President Donald Trump warned Iran not to restart its nuclear program as French President Emmanuel Macron urged him to remain in the international agreement curbing the Islamic Republic’s atomic efforts.
Trump made his differences with Macron clear from the outset of a state visit on Tuesday, beginning an Oval Office meeting by saying the Iran deal was “insane, ridiculous, should never have been made.”
The US president also threatened Iran if it resumes its nuclear programme, even if the international accord collapses and US sanctions are re-enacted. “If they restart their nuclear programme, they’re going to have bigger problems than ever before,” Trump said. Macron’s office later issued a statement characterising Trump’s remarks as “‘the expression of strong positions.”
“We knew the topic was sensitive and was among the priorities of this state visit,” the statement said. It added that France would defend its and Europe’s positions on the Iran nuclear agreement, “which are — we believe — not incompatible with the US concerns.”
Trump plans to announce by a May 12 deadline whether or not the US will remain in the multi-nation Iran nuclear deal reached in 2015. If the US withdraws, Iran could accelerate its nuclear programme or consider actions such as leaving the nuclear Non-Proliferation Treaty. European leaders including Macron are seeking to convince Trump the world is safer with the deal than without it.
After meeting with Macron, Trump said the two leaders “really had some substantive talks on Iran, maybe more than anything else.”
The State Department has been negotiating with European allies on side agreements to the Iran deal that could address the Islamic Republic’s ballistic missile programme and its involvement in regional conflicts in Syria and Yemen.

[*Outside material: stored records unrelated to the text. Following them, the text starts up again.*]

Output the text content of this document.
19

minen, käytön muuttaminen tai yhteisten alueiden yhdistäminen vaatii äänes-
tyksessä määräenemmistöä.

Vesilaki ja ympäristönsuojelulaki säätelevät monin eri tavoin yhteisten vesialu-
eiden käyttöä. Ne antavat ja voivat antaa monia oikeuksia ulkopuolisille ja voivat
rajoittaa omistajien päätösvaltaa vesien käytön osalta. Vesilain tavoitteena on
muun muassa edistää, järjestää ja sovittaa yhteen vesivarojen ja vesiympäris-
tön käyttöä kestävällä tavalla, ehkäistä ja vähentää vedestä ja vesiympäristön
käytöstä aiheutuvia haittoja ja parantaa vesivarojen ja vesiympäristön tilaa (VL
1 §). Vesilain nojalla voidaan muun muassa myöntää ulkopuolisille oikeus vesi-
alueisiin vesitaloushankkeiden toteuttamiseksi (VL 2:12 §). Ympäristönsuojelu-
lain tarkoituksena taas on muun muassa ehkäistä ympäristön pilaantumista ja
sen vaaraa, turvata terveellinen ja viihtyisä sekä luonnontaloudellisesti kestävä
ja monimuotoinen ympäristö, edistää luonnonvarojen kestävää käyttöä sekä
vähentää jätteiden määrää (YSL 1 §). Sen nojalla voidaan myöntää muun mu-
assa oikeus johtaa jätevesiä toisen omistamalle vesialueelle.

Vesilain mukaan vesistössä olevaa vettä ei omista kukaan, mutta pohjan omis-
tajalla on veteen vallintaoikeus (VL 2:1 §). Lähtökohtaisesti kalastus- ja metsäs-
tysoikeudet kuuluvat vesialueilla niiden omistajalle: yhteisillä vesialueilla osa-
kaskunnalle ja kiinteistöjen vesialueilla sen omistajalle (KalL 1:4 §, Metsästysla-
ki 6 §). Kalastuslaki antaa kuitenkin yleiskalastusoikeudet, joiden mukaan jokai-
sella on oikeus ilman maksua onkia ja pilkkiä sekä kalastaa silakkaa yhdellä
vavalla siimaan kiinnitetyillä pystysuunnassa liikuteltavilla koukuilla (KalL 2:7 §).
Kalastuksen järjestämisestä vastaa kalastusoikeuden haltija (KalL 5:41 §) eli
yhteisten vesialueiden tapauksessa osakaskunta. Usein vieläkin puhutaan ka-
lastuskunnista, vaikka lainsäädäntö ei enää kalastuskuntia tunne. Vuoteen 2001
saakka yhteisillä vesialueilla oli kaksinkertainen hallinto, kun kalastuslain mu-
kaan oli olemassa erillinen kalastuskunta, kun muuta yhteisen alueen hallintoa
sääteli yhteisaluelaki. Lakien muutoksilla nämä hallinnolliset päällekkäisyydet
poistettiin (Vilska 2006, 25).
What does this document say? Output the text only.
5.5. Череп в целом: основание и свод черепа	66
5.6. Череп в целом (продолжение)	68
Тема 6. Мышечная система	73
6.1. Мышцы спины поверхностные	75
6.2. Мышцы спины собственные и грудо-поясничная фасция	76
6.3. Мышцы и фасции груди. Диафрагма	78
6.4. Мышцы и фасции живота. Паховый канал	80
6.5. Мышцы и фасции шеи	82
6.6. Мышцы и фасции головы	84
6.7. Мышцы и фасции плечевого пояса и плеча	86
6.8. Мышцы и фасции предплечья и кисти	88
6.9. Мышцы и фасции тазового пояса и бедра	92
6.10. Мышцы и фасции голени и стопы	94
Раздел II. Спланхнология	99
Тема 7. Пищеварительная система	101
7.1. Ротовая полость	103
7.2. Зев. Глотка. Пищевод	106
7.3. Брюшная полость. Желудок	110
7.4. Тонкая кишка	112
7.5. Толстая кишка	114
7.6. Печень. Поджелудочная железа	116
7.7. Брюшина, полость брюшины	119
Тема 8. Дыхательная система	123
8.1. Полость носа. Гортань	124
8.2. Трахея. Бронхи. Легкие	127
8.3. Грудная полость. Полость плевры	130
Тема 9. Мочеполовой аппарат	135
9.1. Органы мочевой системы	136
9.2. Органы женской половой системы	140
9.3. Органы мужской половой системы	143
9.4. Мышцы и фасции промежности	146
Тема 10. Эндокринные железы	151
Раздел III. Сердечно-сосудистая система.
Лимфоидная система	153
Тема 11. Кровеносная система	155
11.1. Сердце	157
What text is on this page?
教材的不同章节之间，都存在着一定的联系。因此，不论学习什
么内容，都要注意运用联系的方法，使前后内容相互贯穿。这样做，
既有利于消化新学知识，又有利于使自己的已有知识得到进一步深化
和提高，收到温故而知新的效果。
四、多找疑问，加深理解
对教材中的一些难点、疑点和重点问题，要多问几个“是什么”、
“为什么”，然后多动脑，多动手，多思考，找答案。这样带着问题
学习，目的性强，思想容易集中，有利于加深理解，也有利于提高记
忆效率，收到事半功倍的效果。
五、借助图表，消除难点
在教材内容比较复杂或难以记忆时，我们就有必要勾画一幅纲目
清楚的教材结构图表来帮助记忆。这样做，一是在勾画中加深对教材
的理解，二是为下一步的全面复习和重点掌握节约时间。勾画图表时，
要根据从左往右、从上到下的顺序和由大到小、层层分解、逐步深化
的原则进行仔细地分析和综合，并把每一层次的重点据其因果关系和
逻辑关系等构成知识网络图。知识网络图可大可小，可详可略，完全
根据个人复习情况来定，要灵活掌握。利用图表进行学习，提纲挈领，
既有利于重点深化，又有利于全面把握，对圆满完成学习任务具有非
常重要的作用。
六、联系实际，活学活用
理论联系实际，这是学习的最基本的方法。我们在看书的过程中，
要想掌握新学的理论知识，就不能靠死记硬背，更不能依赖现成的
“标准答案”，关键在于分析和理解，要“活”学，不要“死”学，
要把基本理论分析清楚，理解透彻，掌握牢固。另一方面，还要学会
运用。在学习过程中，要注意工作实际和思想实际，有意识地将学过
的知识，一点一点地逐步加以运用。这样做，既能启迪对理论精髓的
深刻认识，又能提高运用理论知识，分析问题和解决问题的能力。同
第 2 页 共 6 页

Iran has not indicated that it would sign onto any such agreement, however.
“We’re looking forward to doing something but it has to be done, and it has to be done strongly, and they’ve very much been butchers and we can’t allow that to happen,” Trump said of the nuclear agreement and Iran. “So we understand each other and we’ll see how that comes out. And we could have at least an agreement among ourselves fairly quickly. I think we’re fairly close to understanding each other.”
No European leader has a better relationship with the president, and Macron hopes to tap that goodwill to persuade Trump not to abandon an international agreement to curb Iran’s nuclear programme. He wasn’t able to keep the US president from backing out of the Paris climate accord, but has nonetheless urged Trump to stick to American commitments to reduce carbon pollution.
Macron urged the president to consider the nuclear deal “in a wider regional context,” including the situation in Syria, where the US, France and the UK recently launched a joint strike to retaliate against the regime’s use of chemical weapons on rebels.
“We have a common objective,” Macron said. “We want to make sure there’s no escalation and no nuclear proliferation in the region. We now need to find the right path forward.”
Macron, German Chancellor Angela Merkel and UK Prime Minister Theresa May have spent months coordinating with one another on the potential side agreements, which they hope will convince Trump to remain part of the agreement.
Macron took the occasion to urge Trump to maintain past US commitments to joint action with allies.
“It is together that we can resist the rise of aggressive nationalisms that deny our history and divide the world,” Macron said. “It is together that we will build a new, strong multilateralism that defends pluralism and democracy in the face of ill winds.” “We do not always agree on the solutions,” Macron said of climate change. “But it is also where the fate of our children is at stake.”